For those of you that have younger children like me, you probably know that little kids really enjoy making anything more fun with something crafty and squishy. My daughter certainly does. So one day we mixed together this herbal play dough, and my daughter has a lot of fun making letters and sounding out words with it. It’s fun to use the dough for math and of course just for plain ol’ fun!
I like to add herbs to the play dough to make it unique, to give an opportunity for some herbal learning, and to make it smell great! Every time we open the bag of play dough, it smells like lovely lavender with a hint of roses.
You can choose any herbs you wish, but I chose these two herbs because I have plenty of them on hand and we enjoy their fragrances. Make sure you take the time to teach your kids about the herbs you are using! We use herbs as food and medicine on a regular basis, and I am continuously teaching my girls how to use herbs in these ways. Simply do a little research on the herbs you choose and give your kids a quick lesson on how good they are for you.
- Lavender is a calming herb that helps you relax. It helps headaches and also is anti-fungal, antibacterial, and antiviral.
- Rose petals are yummy tossed in salads and sprinkled over desserts.
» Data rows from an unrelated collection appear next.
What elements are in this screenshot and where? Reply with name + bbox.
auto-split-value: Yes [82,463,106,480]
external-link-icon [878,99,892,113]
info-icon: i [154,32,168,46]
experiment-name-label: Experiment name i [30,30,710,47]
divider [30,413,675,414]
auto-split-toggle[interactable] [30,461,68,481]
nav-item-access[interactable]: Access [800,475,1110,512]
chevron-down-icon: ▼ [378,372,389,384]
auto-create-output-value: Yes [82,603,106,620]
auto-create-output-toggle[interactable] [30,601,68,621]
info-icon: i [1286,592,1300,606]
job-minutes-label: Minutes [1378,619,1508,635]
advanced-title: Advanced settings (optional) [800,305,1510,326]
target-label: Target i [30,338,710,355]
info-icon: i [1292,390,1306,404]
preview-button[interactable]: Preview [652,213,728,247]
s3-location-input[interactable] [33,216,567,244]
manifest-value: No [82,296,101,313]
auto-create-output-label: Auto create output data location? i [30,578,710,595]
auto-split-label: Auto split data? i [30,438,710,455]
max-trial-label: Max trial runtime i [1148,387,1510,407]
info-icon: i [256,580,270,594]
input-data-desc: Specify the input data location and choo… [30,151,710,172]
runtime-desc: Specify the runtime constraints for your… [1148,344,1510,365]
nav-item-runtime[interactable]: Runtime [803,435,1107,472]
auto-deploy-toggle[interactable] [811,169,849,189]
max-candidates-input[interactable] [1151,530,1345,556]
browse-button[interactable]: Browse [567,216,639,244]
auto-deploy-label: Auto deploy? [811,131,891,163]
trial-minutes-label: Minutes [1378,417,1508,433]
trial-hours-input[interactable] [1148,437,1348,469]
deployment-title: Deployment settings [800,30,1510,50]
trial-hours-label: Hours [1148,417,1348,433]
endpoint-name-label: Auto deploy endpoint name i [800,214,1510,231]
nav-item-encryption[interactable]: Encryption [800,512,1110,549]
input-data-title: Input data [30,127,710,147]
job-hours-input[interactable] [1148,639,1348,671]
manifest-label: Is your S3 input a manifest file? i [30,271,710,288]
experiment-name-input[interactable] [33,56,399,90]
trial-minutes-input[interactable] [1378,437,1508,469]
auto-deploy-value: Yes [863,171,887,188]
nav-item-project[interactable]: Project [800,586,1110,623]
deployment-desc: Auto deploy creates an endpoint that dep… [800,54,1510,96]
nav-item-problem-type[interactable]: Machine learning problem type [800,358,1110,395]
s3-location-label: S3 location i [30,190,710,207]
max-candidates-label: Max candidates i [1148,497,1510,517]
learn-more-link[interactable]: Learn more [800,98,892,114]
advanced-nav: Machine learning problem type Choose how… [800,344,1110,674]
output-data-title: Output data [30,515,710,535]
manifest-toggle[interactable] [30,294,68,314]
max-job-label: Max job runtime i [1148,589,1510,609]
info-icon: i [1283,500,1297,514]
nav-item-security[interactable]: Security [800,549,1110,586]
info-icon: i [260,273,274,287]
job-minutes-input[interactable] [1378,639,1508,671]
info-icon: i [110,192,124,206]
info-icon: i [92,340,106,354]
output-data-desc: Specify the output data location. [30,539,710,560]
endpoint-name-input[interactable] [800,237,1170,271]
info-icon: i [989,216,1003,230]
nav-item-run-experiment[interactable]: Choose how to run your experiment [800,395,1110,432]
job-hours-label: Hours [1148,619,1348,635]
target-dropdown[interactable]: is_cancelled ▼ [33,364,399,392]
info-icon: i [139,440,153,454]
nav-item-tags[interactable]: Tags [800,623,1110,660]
They are good to relieve headaches, insomnia, and help the nervous system.
Each time I use the play dough, I like to give a quick refresher course on what the herbs are good for. And this play dough is safe to eat as well. While it won’t taste good, you don’t have to worry about any danger if a little ones has a bite of it.
- 2 cups flour
- 1 cup salt
- 1.5 cups boiling water
- 2 tbsp olive oil
- 1 tablespoon cream of tartar
- ¼ cup rosemary (dried or fresh), or another herb of choice
- ¼ cup lavender (dried or fresh), or another herb of choice
- Food coloring, optional
- Mix all of the ingredients together in a bowl, except for the herbs.
- Allow the play dough to cool until safe to touch.
- Knead play dough until soft and stretchy
- Mix in the herbs.
Play dough is just one kind of sensory activity that many young children enjoy. Do you have other suggestions for sensory activities to teach phonics? Please share below!